“Chi è senza colpa”, l’ultima eccellente prova dell’attore americano, è firmata da uno dei re del thriller Usa e diretta con mano nervosa dal bravo Roskam
Un pub a Brooklyn, uno dei tanti che la mafia cecena usa come copertura per raccogliere denaro sporco e ripulirlo, al riparo dagli occhi della legge. Al centro della scena, un barman dall’aspetto mite e dallo sguardo buio (Tom Hardy); intorno, una folla di personaggi in cerca di redenzione: il cugino Marv (l’immenso James Gandolfini, qui alla sua ultima interpretazione) finge di essere ancora il proprietario del pub, la fragile Nadia (Noomi Rapace) che forse è meno debole di quello che sembra, il violento Eric (Matthias Schoenaerts) che di sicuro ha meno forza di quanto vorrebbe far credere.
Tutti portano una maschera in questo teatrino di periferia, nessuno è davvero quel che dice di essere, e forse tutti potrebbero continuare a fingere se una rapina al pub non facesse esplodere la situazione, portando ogni traiettoria esistenziale alle estreme conseguenze.
Chi è senza colpa, recita il titolo italiano (per una volta più efficace dell’originale The Drop), ma il problema è che di solito i più zelanti a scagliare pietre sono proprio i colpevoli, e questa pervicace tendenza a contraddire il detto evangelico porta a un’inevitabile confusione sotto il cielo.
E allora in questa folla di personaggi l’unico che si vorrebbe salvare è il cucciolo di pitbull maltrattato e abbandonato in un bidone della spazzatura. Lui è innocente di sicuro, anche se come tutti costretto a portare una maschera, nel suo caso quella del cane feroce che non corrisponde al suo animo dolce.
Il racconto di Dennis Lehane da cui è tratto il soggetto si intitola Animal Rescue, e prende le mosse proprio dal salvataggio del cagnolino, un gesto di disinteressata bontà che mette in moto una catena di eventi dall’esito imprevedibile.

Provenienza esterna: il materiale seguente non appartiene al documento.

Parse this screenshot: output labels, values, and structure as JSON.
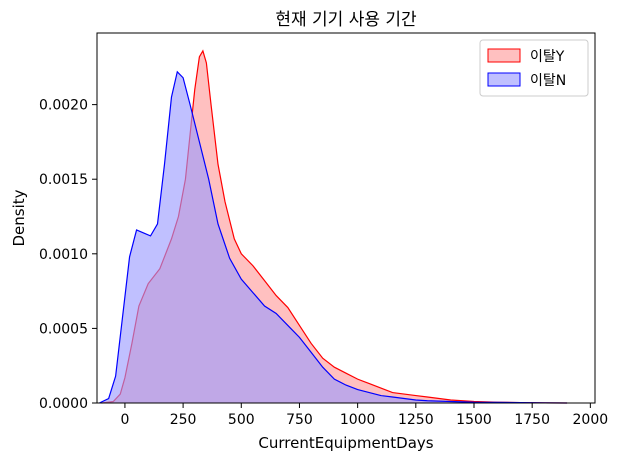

Lehane si cimenta qui anche in veste di sceneggiatore, aggiungendo allo scarno schema iniziale una serie di situazioni e personaggi che pescano a piene mani dal cupo serbatoio degli ingredienti del noir metropolitano, genere in cui l’autore di Mystic River e Gone Baby Gone è ormai un indiscusso maestro. E fra un colpo di scena e l’altro, s’intrecciano molti interrogativi lungo l’incerto confine fra colpa e innocenza: all’inseguimento di un’impossibile redenzione mentre si consuma ogni possibile tradimento.
Il risultato è un film di genere capace di rispettare le regole e al tempo stesso superarle, dando vita a una storia in gran parte avvincente.
Forse c’è qualche colpo di scena di troppo, ma tutto sommato è un peccato veniale. La scrittura di Lehane è sufficientemente affilata, e ben servita dalla mano nervosa del regista Michael R. Roskam, giovane belga trapiantato a Hollywood con all’attivo Bullhead, un buon film che varrebbe la pena recuperare, a proposito di animali e ricerca dell’innocenza.